Olhou para trás rapidamente e observou de relance o enorme Bugbear observando atentamente os dois. Franziu a testa por um breve momento pensando se estava enganado e pôs-se a rir, quando viu o primeiro anão sair voando janela à fora.

Tora tinha percebido a inquietação do homem baixinho. E notou o olhar desconfiado que dera, um olhar dissimulado que o Antigo Tora não teria percebido, e sua mente logo eclodiu em pensamentos não-abstratos de perigo.

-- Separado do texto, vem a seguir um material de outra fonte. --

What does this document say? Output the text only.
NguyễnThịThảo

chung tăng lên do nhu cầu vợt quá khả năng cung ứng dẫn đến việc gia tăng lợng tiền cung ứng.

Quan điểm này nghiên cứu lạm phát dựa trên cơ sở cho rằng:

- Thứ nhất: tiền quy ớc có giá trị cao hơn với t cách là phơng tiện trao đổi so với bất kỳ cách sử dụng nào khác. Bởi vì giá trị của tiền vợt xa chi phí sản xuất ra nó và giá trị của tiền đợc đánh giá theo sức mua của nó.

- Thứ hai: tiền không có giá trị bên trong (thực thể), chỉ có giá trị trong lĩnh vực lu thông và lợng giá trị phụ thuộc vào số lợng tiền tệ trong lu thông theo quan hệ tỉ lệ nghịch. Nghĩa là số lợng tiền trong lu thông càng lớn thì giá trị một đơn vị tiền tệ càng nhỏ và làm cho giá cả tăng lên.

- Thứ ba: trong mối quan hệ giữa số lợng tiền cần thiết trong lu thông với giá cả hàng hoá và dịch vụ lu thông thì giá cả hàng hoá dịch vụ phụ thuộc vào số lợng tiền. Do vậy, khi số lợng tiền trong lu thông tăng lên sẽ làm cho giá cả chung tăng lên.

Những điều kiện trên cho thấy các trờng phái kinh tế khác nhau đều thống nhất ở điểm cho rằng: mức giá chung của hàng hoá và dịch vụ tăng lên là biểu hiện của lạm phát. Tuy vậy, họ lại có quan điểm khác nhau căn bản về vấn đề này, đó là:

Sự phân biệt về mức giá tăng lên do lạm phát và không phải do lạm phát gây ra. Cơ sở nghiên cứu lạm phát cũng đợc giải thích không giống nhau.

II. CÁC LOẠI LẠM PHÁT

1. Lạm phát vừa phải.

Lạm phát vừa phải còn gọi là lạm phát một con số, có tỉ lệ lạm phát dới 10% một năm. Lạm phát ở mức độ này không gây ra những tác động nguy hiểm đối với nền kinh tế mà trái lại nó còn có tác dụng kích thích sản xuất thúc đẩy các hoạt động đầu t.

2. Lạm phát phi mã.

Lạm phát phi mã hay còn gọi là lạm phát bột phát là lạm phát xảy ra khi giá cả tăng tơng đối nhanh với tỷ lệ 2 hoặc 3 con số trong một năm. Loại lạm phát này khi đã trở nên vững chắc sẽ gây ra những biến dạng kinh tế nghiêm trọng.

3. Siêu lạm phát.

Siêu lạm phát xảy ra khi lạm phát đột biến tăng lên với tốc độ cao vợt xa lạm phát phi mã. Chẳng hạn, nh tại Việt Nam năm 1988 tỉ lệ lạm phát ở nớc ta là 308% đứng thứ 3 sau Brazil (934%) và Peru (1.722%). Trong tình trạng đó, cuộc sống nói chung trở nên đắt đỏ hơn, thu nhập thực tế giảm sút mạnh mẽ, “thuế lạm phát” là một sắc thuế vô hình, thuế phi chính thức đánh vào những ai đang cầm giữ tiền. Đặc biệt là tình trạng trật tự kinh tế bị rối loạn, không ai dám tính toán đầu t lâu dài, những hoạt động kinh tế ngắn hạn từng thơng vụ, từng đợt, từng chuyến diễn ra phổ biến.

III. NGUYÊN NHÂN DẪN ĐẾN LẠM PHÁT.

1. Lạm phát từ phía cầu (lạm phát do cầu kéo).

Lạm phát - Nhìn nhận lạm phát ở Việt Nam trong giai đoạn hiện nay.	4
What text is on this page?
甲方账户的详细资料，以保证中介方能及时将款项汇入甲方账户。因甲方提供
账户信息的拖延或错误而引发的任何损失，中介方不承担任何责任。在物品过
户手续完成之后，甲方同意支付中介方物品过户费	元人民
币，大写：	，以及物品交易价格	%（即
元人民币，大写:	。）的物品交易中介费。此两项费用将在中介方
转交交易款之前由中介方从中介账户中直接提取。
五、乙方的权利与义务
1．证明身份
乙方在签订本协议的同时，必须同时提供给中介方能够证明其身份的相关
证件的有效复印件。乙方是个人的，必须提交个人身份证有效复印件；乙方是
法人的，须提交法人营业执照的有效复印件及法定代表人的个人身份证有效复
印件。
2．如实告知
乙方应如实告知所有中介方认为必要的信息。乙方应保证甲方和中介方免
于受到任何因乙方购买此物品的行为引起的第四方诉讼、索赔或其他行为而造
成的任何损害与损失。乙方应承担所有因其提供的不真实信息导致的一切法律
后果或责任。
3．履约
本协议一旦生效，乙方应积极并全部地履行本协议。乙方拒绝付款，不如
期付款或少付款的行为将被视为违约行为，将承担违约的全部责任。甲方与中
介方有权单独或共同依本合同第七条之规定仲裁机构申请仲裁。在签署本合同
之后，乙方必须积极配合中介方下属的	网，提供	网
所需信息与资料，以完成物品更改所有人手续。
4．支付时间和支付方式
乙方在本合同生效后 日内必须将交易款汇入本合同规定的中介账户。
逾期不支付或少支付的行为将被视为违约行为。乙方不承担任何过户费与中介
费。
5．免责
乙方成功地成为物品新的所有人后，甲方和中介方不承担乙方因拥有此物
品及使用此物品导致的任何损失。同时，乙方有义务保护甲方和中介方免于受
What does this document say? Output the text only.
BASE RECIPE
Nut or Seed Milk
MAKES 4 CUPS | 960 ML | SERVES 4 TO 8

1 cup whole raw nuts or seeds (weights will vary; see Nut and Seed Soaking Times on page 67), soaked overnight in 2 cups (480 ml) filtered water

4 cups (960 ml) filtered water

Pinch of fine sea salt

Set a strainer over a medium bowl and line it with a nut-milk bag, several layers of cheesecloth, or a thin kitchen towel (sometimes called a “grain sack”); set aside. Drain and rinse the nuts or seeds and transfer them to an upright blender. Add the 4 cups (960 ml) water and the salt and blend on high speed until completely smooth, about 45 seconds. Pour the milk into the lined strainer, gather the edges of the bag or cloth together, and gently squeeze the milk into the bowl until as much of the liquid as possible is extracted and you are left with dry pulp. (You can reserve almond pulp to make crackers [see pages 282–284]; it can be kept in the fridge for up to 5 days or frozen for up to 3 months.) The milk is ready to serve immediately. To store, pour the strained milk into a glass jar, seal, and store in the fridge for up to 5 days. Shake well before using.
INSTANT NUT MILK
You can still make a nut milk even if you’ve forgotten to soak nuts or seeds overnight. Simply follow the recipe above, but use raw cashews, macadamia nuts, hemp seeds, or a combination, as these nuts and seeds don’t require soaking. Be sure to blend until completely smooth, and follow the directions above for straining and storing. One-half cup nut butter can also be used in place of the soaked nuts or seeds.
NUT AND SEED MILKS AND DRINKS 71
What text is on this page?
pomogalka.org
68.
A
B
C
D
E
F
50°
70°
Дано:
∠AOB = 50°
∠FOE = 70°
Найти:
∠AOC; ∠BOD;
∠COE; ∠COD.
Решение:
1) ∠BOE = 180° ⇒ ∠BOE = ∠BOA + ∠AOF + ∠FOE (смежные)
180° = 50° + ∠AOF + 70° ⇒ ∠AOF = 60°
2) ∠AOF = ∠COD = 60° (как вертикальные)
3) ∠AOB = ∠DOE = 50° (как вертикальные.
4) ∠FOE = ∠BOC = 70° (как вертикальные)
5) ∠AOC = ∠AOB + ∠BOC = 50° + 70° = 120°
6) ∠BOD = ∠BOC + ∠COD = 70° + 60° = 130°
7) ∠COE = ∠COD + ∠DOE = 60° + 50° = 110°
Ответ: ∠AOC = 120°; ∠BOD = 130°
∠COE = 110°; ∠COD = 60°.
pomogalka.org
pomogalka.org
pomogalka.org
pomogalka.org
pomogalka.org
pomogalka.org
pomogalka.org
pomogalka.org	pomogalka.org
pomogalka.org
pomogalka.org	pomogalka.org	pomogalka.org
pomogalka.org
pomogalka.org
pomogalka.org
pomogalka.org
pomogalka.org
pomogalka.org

Tora levantou-se e rapidamente agarrou as pernas de um anão marrento e tacou-o pela janela recém-remendada. Deu um rugido alto e olhou para um guerreiro bárbaro que tomava seu drinque. O homem prontamente subiu em sua mesa e desembainhou sua espada. A tensão subiu rápido a partir daí, as garçonetes saíram pelas portas dos fundos, o barman desceu uma cúpula de grade grossa para proteger as bebidas e preparou um drinque de Rum. Tora estava louco para quebrar alguns cocos, e quem sabe fazer as palavras saírem de sua cabeça.

– É Peleja! - Gritou alguém.

Não demorou para alguém dar o primeiro soco.